Today: A Journey Through Early African American Art

Published on Feb 7, 2023

Detail of “The Banjo Lesson,” Henry Ossawa Tanner, 1893.

Join Pasadena Village and arts enrichment facilitator, Helane Rheingold, for a journey through the early African American art scene in an innovative and engaging event happening on Tuesday, February 7th.

Take a step back in time to explore the works of some of the most remarkable African American artists from the pre-1960s, including Henry Ossawa Tanner, Horace Pippin, and Lois Mailou Jones. 

Rheingold, with her years of experience as a facilitator, will guide audiences through the artwork, offering a unique insight into the lives of the artists and their contributions to the African American art scene.

The event is free for all to attend from 1:30 – 2:30 p.m. at Flintridge Center, 236 W Mountain St, #117 in Pasadena. 

Rheingold has been running the program for 30 years and has a deep understanding of the significance of these artists and their contributions to the African American art scene.

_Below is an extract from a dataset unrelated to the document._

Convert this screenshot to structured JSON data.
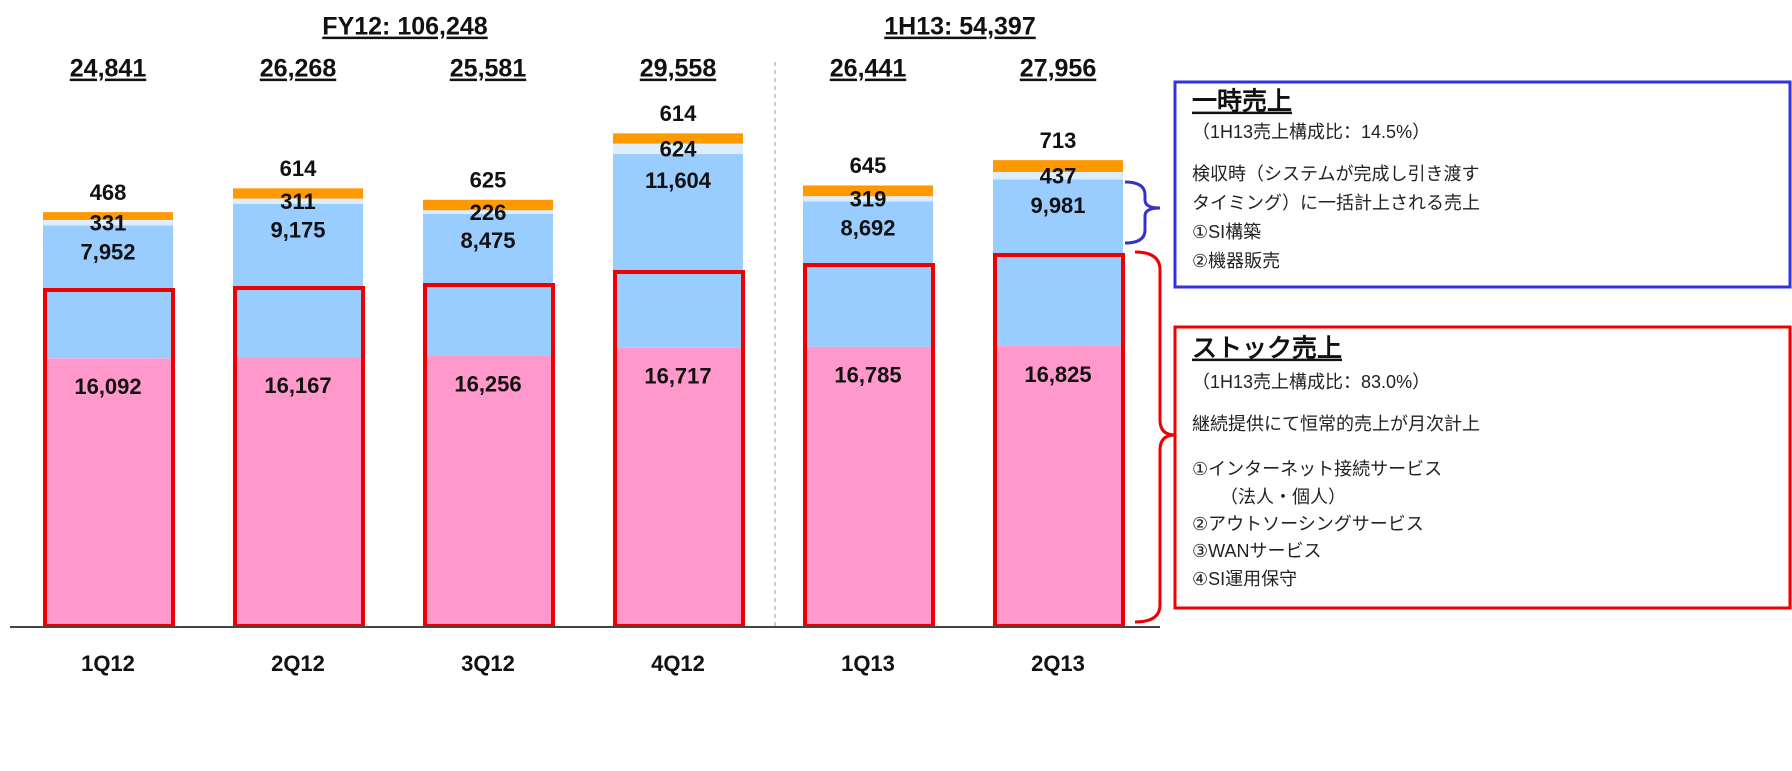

During the conversation, she presents the artwork and shares the life stories of the artists, highlighting how their experiences and struggles have been reflected in their works.

“I’ve been doing this for 30 years. It’s just marvelous what people see. I’m going to be talking about some artists that they’ve never heard of I know, because primarily they were African American, they were black. And there are a few women black artists that people will never have heard of either,” Rheingold said. 

The event features an array of talented artists, from Robert Duncanson and Edmonia Lewis, who were pioneers of their time, to Aaron Douglas, the prominent artist of the Harlem Renaissance, and Loïs Mailou Jones, who taught art at Howard University for nearly 50 years.

African Americans who excelled in the visual arts pre 1960 were a rarity, explained Rheingold.  


“They (early African American artists) didn’t have the opportunities – and if they did have some opportunities, because some of the artists I will be speaking about were in fact formally trained in art schools. They weren’t really recognized in this country. A number of them had to actually go to Europe where their art was respected and was not seen through the lens of the environment that we had right after the Civil War.”

Tuesday’s conversation will highlight the works of Clementine Hunter, who was born into slavery but went on to become a renowned artist, and a gay African American artist who faced challenges because of his identity.

Rheingold said the event is not a lecture but a true conversation where everyone’s opinion is respected and valued. She encourages participants to share their thoughts and feelings about the artwork, and everyone’s perspectives are welcome.